Hikayat Si Miskin yang Tertawan Dunia

0

Tersebutlah dua sosok kakak beradik dalam sebuah kisah hikmah. Sang adik adalah seorang guru di sebuah perguruan Islam. Ia memiliki banyak murid di padepokannya. Hidup amat sederhana. Rumah hanya berbentuk gubuk, tak miliki aset kekayaan lainnya.

Guna menyambung hidup, lelaki pertama ini harus memancing setiap pagi. Dari hasil memancing itulah ia makan. Terus seperti itu. Namanya saja memancing, kadang mendapatkan ikan banyak, sedikit, bahkan sering tidak mendapatkan ikan satu pun.

Suatu hari sosok yang juga menjadi guru di padepokannya ini meminta tolong kepada salah satu muridnya. “Nak,” sapanya hendak meminta tolong. “Datanglah ke rumah Kang Masku. Mintakan nasihat kepadanya.” Demikian itulah pesan sang guru kepada santrinya. Ia pun menunjukkan kediaman kakaknya di sebuah desa yang tak jauh dari padepokannya.

Sampai di rumah kakak gurunya, santri utusan ini terbelalak. Kagum bukan kepalang, tak habis pikir. Pasalnya, si kakak adalah sosok yang kaya raya. Rumahnya bagus, memiliki banyak sarana transportasi, peternakan, kebun, dan sebagainya. Sementara adik yang menjadi gurunya itu, bisa dibilang amat miskin; untuk makan saja amat susah.

Lepas menghadap dengan kakak dari gurunya itu, santri utusan pun menyampaikan maksud kedatangannya. “Saya diminta oleh Guru untuk meminta nasihat kepada Anda,” ujar sang utusan.

Tak panjang kalam dan kisah, sang kakak berujar santai, “Jangan tertawan dengan dunia.” Ia pun undur diri kepada tamunya itu.

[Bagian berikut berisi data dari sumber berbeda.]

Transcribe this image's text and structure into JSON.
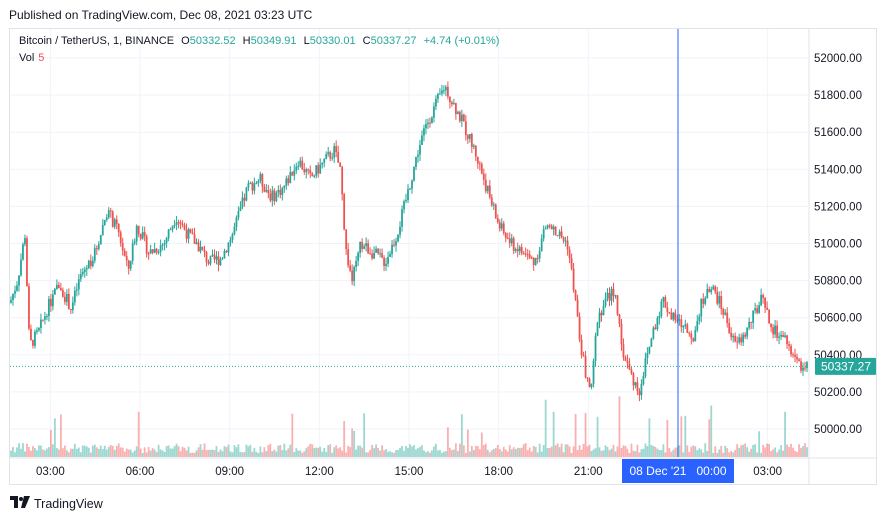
{
  "header": {
    "published": "Published on TradingView.com, Dec 08, 2021 03:23 UTC"
  },
  "legend": {
    "symbol": "Bitcoin / TetherUS, 1, BINANCE",
    "o_label": "O",
    "o": "50332.52",
    "h_label": "H",
    "h": "50349.91",
    "l_label": "L",
    "l": "50330.01",
    "c_label": "C",
    "c": "50337.27",
    "change": "+4.74 (+0.01%)",
    "vol_label": "Vol",
    "vol": "5"
  },
  "colors": {
    "up": "#26a69a",
    "down": "#ef5350",
    "crosshair": "#2962ff",
    "price_label_bg": "#26a69a",
    "time_label_bg": "#2962ff",
    "grid": "#f0f3fa"
  },
  "crosshair": {
    "time_label": "08 Dec '21   00:00"
  },
  "last_price": {
    "label": "50337.27",
    "value": 50337.27
  },
  "footer": {
    "brand": "TradingView",
    "logo_icon": "tradingview-logo-icon"
  },
  "chart_data": {
    "type": "candlestick",
    "title": "Bitcoin / TetherUS, 1, BINANCE",
    "interval": "1 minute",
    "y_ticks": [
      "52000.00",
      "51800.00",
      "51600.00",
      "51400.00",
      "51200.00",
      "51000.00",
      "50800.00",
      "50600.00",
      "50400.00",
      "50200.00",
      "50000.00"
    ],
    "x_ticks": [
      "03:00",
      "06:00",
      "09:00",
      "12:00",
      "15:00",
      "18:00",
      "21:00",
      "03:00"
    ],
    "ylim": [
      49880,
      52100
    ],
    "x_range_hours": [
      1.65,
      28.35
    ],
    "crosshair_hour": 24.0,
    "grid": true,
    "price_path": [
      [
        1.65,
        50680
      ],
      [
        1.9,
        50800
      ],
      [
        2.15,
        51050
      ],
      [
        2.3,
        50450
      ],
      [
        2.6,
        50520
      ],
      [
        2.9,
        50650
      ],
      [
        3.3,
        50780
      ],
      [
        3.7,
        50650
      ],
      [
        4.0,
        50820
      ],
      [
        4.5,
        50950
      ],
      [
        4.9,
        51180
      ],
      [
        5.3,
        51050
      ],
      [
        5.6,
        50850
      ],
      [
        5.9,
        51100
      ],
      [
        6.3,
        50950
      ],
      [
        6.8,
        51000
      ],
      [
        7.2,
        51150
      ],
      [
        7.6,
        51050
      ],
      [
        7.9,
        51000
      ],
      [
        8.3,
        50900
      ],
      [
        8.7,
        50920
      ],
      [
        9.1,
        51050
      ],
      [
        9.6,
        51300
      ],
      [
        10.0,
        51350
      ],
      [
        10.4,
        51250
      ],
      [
        10.8,
        51300
      ],
      [
        11.3,
        51450
      ],
      [
        11.7,
        51350
      ],
      [
        12.2,
        51450
      ],
      [
        12.5,
        51500
      ],
      [
        12.7,
        51400
      ],
      [
        12.9,
        50950
      ],
      [
        13.1,
        50800
      ],
      [
        13.4,
        51000
      ],
      [
        13.8,
        50950
      ],
      [
        14.2,
        50900
      ],
      [
        14.6,
        51050
      ],
      [
        15.0,
        51300
      ],
      [
        15.3,
        51500
      ],
      [
        15.6,
        51650
      ],
      [
        15.9,
        51750
      ],
      [
        16.2,
        51850
      ],
      [
        16.5,
        51750
      ],
      [
        16.8,
        51650
      ],
      [
        17.2,
        51500
      ],
      [
        17.6,
        51300
      ],
      [
        18.0,
        51100
      ],
      [
        18.4,
        51000
      ],
      [
        18.8,
        50950
      ],
      [
        19.2,
        50900
      ],
      [
        19.6,
        51100
      ],
      [
        20.0,
        51050
      ],
      [
        20.3,
        51000
      ],
      [
        20.5,
        50780
      ],
      [
        20.7,
        50500
      ],
      [
        20.9,
        50300
      ],
      [
        21.1,
        50200
      ],
      [
        21.3,
        50600
      ],
      [
        21.6,
        50700
      ],
      [
        21.9,
        50750
      ],
      [
        22.1,
        50450
      ],
      [
        22.4,
        50300
      ],
      [
        22.7,
        50200
      ],
      [
        22.9,
        50350
      ],
      [
        23.2,
        50550
      ],
      [
        23.5,
        50700
      ],
      [
        23.8,
        50600
      ],
      [
        24.2,
        50550
      ],
      [
        24.5,
        50500
      ],
      [
        24.8,
        50700
      ],
      [
        25.2,
        50750
      ],
      [
        25.6,
        50600
      ],
      [
        25.9,
        50450
      ],
      [
        26.2,
        50500
      ],
      [
        26.5,
        50600
      ],
      [
        26.8,
        50700
      ],
      [
        27.1,
        50550
      ],
      [
        27.4,
        50500
      ],
      [
        27.7,
        50450
      ],
      [
        28.0,
        50350
      ],
      [
        28.35,
        50337
      ]
    ]
  }
}
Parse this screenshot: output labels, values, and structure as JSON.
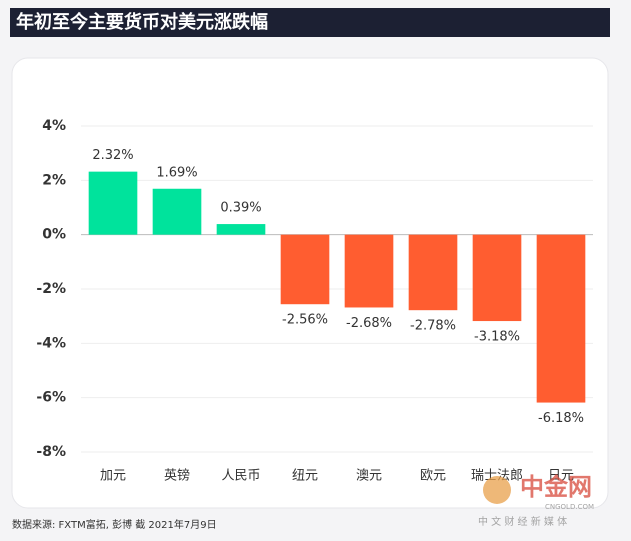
{
  "chart_data": {
    "type": "bar",
    "title": "年初至今主要货币对美元涨跌幅",
    "categories": [
      "加元",
      "英镑",
      "人民币",
      "纽元",
      "澳元",
      "欧元",
      "瑞士法郎",
      "日元"
    ],
    "values": [
      2.32,
      1.69,
      0.39,
      -2.56,
      -2.68,
      -2.78,
      -3.18,
      -6.18
    ],
    "value_labels": [
      "2.32%",
      "1.69%",
      "0.39%",
      "-2.56%",
      "-2.68%",
      "-2.78%",
      "-3.18%",
      "-6.18%"
    ],
    "positive_color": "#00e39c",
    "negative_color": "#ff5d30",
    "ylim": [
      -8,
      4
    ],
    "yticks": [
      {
        "value": 4,
        "label": "4%"
      },
      {
        "value": 2,
        "label": "2%"
      },
      {
        "value": 0,
        "label": "0%"
      },
      {
        "value": -2,
        "label": "-2%"
      },
      {
        "value": -4,
        "label": "-4%"
      },
      {
        "value": -6,
        "label": "-6%"
      },
      {
        "value": -8,
        "label": "-8%"
      }
    ],
    "grid": true,
    "source": "数据来源: FXTM富拓, 彭博 截 2021年7月9日"
  },
  "watermark": {
    "brand": "中金网",
    "domain": "CNGOLD.COM",
    "slogan": "中 文 财 经 新 媒 体"
  }
}
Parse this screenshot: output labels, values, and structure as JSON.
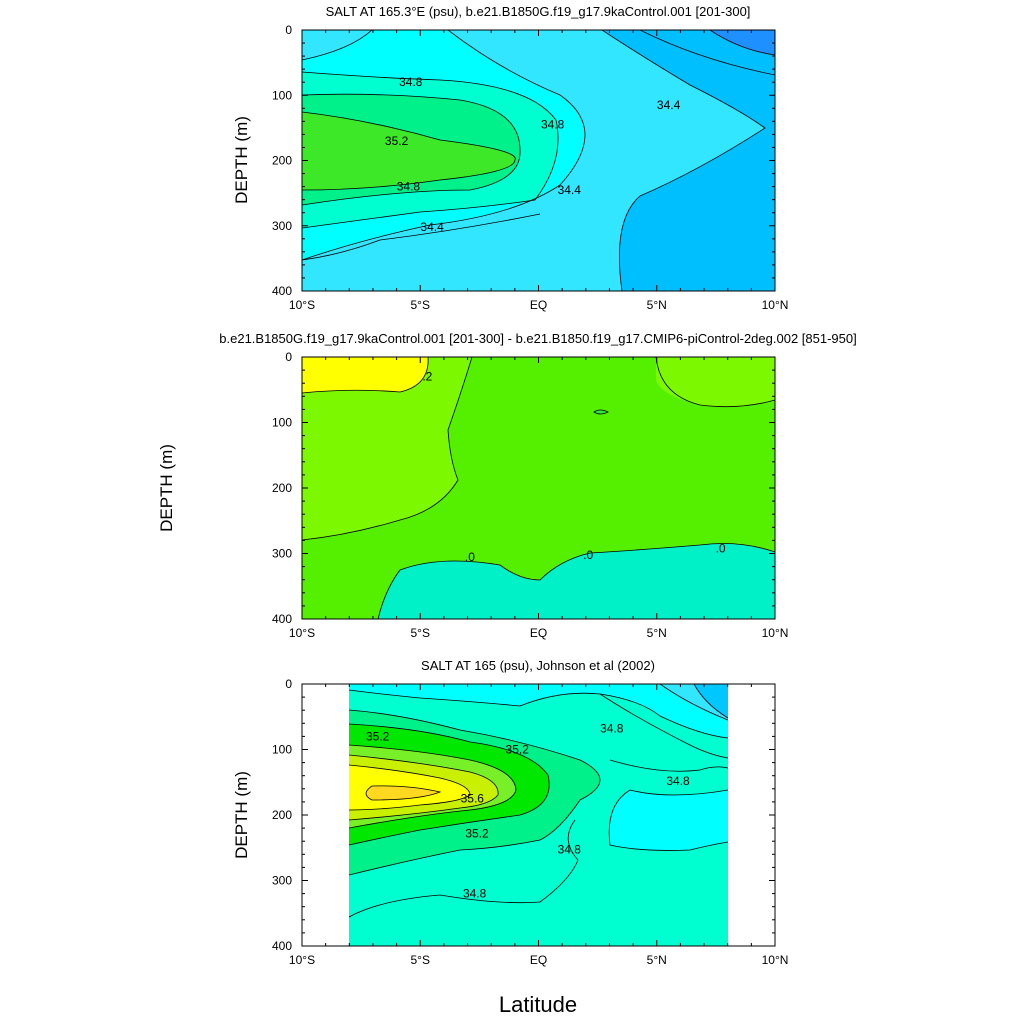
{
  "chart_data": [
    {
      "type": "contour",
      "title": "SALT AT 165.3°E (psu), b.e21.B1850G.f19_g17.9kaControl.001 [201-300]",
      "xlabel": "",
      "ylabel": "DEPTH (m)",
      "xlim": [
        -10,
        10
      ],
      "ylim": [
        400,
        0
      ],
      "x_ticks": [
        "10°S",
        "5°S",
        "EQ",
        "5°N",
        "10°N"
      ],
      "y_ticks": [
        "0",
        "100",
        "200",
        "300",
        "400"
      ],
      "contour_labels": [
        {
          "text": "34.8",
          "lat": -5.4,
          "depth": 80
        },
        {
          "text": "35.2",
          "lat": -6.0,
          "depth": 170
        },
        {
          "text": "34.8",
          "lat": 0.6,
          "depth": 145
        },
        {
          "text": "34.8",
          "lat": -5.5,
          "depth": 240
        },
        {
          "text": "34.4",
          "lat": 1.3,
          "depth": 245
        },
        {
          "text": "34.4",
          "lat": -4.5,
          "depth": 302
        },
        {
          "text": "34.4",
          "lat": 5.5,
          "depth": 115
        }
      ],
      "colors": [
        "#1e90ff",
        "#00bfff",
        "#33e6ff",
        "#00ffff",
        "#00ffd0",
        "#00f08a",
        "#3ce828"
      ]
    },
    {
      "type": "contour",
      "title": "b.e21.B1850G.f19_g17.9kaControl.001 [201-300] - b.e21.B1850.f19_g17.CMIP6-piControl-2deg.002 [851-950]",
      "xlabel": "",
      "ylabel": "DEPTH (m)",
      "xlim": [
        -10,
        10
      ],
      "ylim": [
        400,
        0
      ],
      "x_ticks": [
        "10°S",
        "5°S",
        "EQ",
        "5°N",
        "10°N"
      ],
      "y_ticks": [
        "0",
        "100",
        "200",
        "300",
        "400"
      ],
      "contour_labels": [
        {
          "text": ".2",
          "lat": -4.7,
          "depth": 30
        },
        {
          "text": ".0",
          "lat": -2.9,
          "depth": 305
        },
        {
          "text": ".0",
          "lat": 2.1,
          "depth": 302
        },
        {
          "text": ".0",
          "lat": 7.7,
          "depth": 292
        }
      ],
      "colors": [
        "#ffff00",
        "#7cf800",
        "#55f000",
        "#30e840",
        "#00f0c8"
      ]
    },
    {
      "type": "contour",
      "title": "SALT AT 165 (psu), Johnson et al (2002)",
      "xlabel": "Latitude",
      "ylabel": "DEPTH (m)",
      "xlim": [
        -10,
        10
      ],
      "ylim": [
        400,
        0
      ],
      "data_lat_range": [
        -8,
        8
      ],
      "x_ticks": [
        "10°S",
        "5°S",
        "EQ",
        "5°N",
        "10°N"
      ],
      "y_ticks": [
        "0",
        "100",
        "200",
        "300",
        "400"
      ],
      "contour_labels": [
        {
          "text": "35.2",
          "lat": -6.8,
          "depth": 80
        },
        {
          "text": "35.2",
          "lat": -0.9,
          "depth": 100
        },
        {
          "text": "34.8",
          "lat": 3.1,
          "depth": 68
        },
        {
          "text": "34.8",
          "lat": 5.9,
          "depth": 148
        },
        {
          "text": "35.6",
          "lat": -2.8,
          "depth": 175
        },
        {
          "text": "35.2",
          "lat": -2.6,
          "depth": 228
        },
        {
          "text": "34.8",
          "lat": 1.3,
          "depth": 253
        },
        {
          "text": "34.8",
          "lat": -2.7,
          "depth": 320
        }
      ],
      "colors": [
        "#00c8ff",
        "#33e6ff",
        "#00ffff",
        "#00ffd0",
        "#00f08a",
        "#00e800",
        "#78f028",
        "#c8f000",
        "#ffff00",
        "#ffd820"
      ]
    }
  ]
}
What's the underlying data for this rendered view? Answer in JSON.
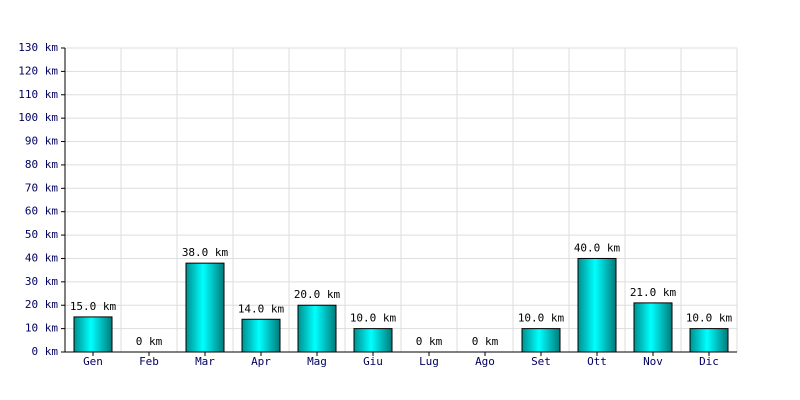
{
  "chart_data": {
    "type": "bar",
    "categories": [
      "Gen",
      "Feb",
      "Mar",
      "Apr",
      "Mag",
      "Giu",
      "Lug",
      "Ago",
      "Set",
      "Ott",
      "Nov",
      "Dic"
    ],
    "values": [
      15,
      0,
      38,
      14,
      20,
      10,
      0,
      0,
      10,
      40,
      21,
      10
    ],
    "value_labels": [
      "15.0 km",
      "0 km",
      "38.0 km",
      "14.0 km",
      "20.0 km",
      "10.0 km",
      "0 km",
      "0 km",
      "10.0 km",
      "40.0 km",
      "21.0 km",
      "10.0 km"
    ],
    "color": "#00e0e0",
    "ylim": [
      0,
      130
    ],
    "yticks": [
      {
        "value": 0,
        "label": "0 km"
      },
      {
        "value": 10,
        "label": "10 km"
      },
      {
        "value": 20,
        "label": "20 km"
      },
      {
        "value": 30,
        "label": "30 km"
      },
      {
        "value": 40,
        "label": "40 km"
      },
      {
        "value": 50,
        "label": "50 km"
      },
      {
        "value": 60,
        "label": "60 km"
      },
      {
        "value": 70,
        "label": "70 km"
      },
      {
        "value": 80,
        "label": "80 km"
      },
      {
        "value": 90,
        "label": "90 km"
      },
      {
        "value": 100,
        "label": "100 km"
      },
      {
        "value": 110,
        "label": "110 km"
      },
      {
        "value": 120,
        "label": "120 km"
      },
      {
        "value": 130,
        "label": "130 km"
      }
    ],
    "grid": true
  }
}
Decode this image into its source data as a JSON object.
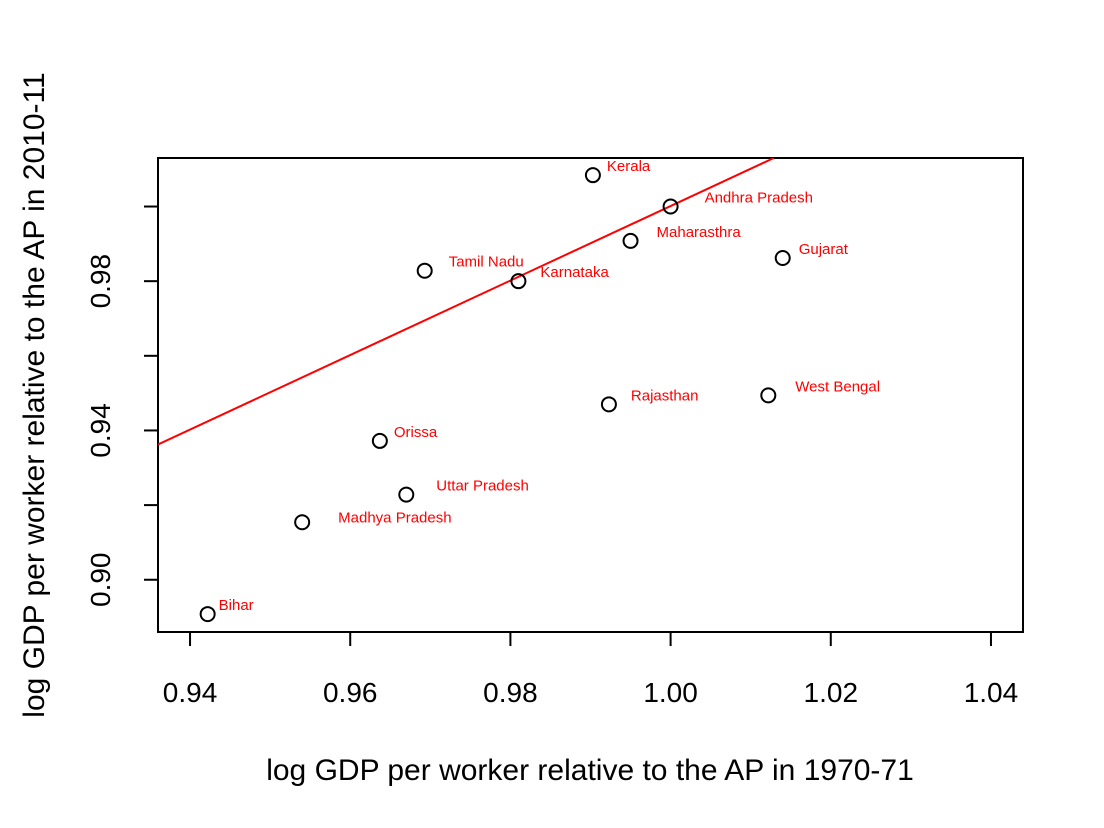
{
  "chart_data": {
    "type": "scatter",
    "title": "",
    "xlabel": "log GDP per worker relative to the AP in 1970-71",
    "ylabel": "log GDP per worker relative to the AP in 2010-11",
    "xlim": [
      0.936,
      1.044
    ],
    "ylim": [
      0.886,
      1.013
    ],
    "xticks": [
      0.94,
      0.96,
      0.98,
      1.0,
      1.02,
      1.04
    ],
    "xtick_labels": [
      "0.94",
      "0.96",
      "0.98",
      "1.00",
      "1.02",
      "1.04"
    ],
    "yticks": [
      0.9,
      0.92,
      0.94,
      0.96,
      0.98,
      1.0
    ],
    "ytick_labels": [
      "0.90",
      "",
      "0.94",
      "",
      "0.98",
      ""
    ],
    "grid": false,
    "label_color": "#ff0000",
    "line_color": "#ff0000",
    "points": [
      {
        "label": "Kerala",
        "x": 0.9903,
        "y": 1.0084
      },
      {
        "label": "Andhra Pradesh",
        "x": 1.0,
        "y": 1.0
      },
      {
        "label": "Maharasthra",
        "x": 0.995,
        "y": 0.9908
      },
      {
        "label": "Gujarat",
        "x": 1.014,
        "y": 0.9862
      },
      {
        "label": "Tamil Nadu",
        "x": 0.9693,
        "y": 0.9828
      },
      {
        "label": "Karnataka",
        "x": 0.981,
        "y": 0.98
      },
      {
        "label": "Rajasthan",
        "x": 0.9923,
        "y": 0.947
      },
      {
        "label": "West Bengal",
        "x": 1.0122,
        "y": 0.9494
      },
      {
        "label": "Orissa",
        "x": 0.9637,
        "y": 0.9372
      },
      {
        "label": "Uttar Pradesh",
        "x": 0.967,
        "y": 0.9228
      },
      {
        "label": "Madhya Pradesh",
        "x": 0.954,
        "y": 0.9154
      },
      {
        "label": "Bihar",
        "x": 0.9422,
        "y": 0.8908
      }
    ],
    "fit_line": {
      "x": [
        0.936,
        1.01289
      ],
      "y": [
        0.93624,
        1.013
      ]
    }
  }
}
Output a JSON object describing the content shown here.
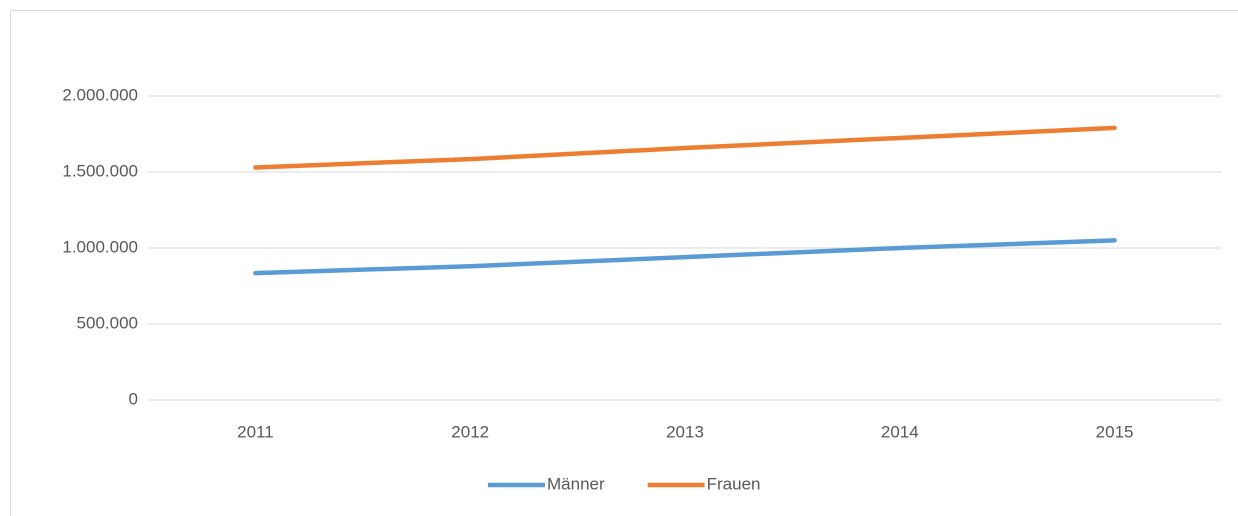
{
  "chart_data": {
    "type": "line",
    "categories": [
      "2011",
      "2012",
      "2013",
      "2014",
      "2015"
    ],
    "series": [
      {
        "name": "Männer",
        "color": "#5b9bd5",
        "values": [
          835000,
          880000,
          940000,
          1000000,
          1050000
        ]
      },
      {
        "name": "Frauen",
        "color": "#ed7d31",
        "values": [
          1530000,
          1585000,
          1658000,
          1724000,
          1790000
        ]
      }
    ],
    "ylim": [
      0,
      2000000
    ],
    "yticks": [
      0,
      {
        "value": 500000,
        "label": "500.000"
      },
      {
        "value": 1000000,
        "label": "1.000.000"
      },
      {
        "value": 1500000,
        "label": "1.500.000"
      },
      {
        "value": 2000000,
        "label": "2.000.000"
      }
    ],
    "grid": true,
    "legend": "bottom"
  }
}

Di sepanjang perjalanan pulang ke padepokan, si murid bingung bukan kepalang. Dalam logikanya, kakaknya itu salah memberikan nasihat. Sebab, dalam pemikiran si murid, kakaknyalah yang seharusnya tidak tertawan dengan dunia. Sedangkan gurunya sama sekali bebas dari tawanan dunia. Pikirnya, “Buat makan aja susah, bagaimana ceritanya tertawan dengan dunia?”

Si murid ini pun bergegas. Lalu kagetnya bertambah melimpah saat melihat gurunya menangis amat kencang hingga tubuhnya berguncang setelah mendengarkan nasihat dari kakaknya. Si murid makin tidak mengerti.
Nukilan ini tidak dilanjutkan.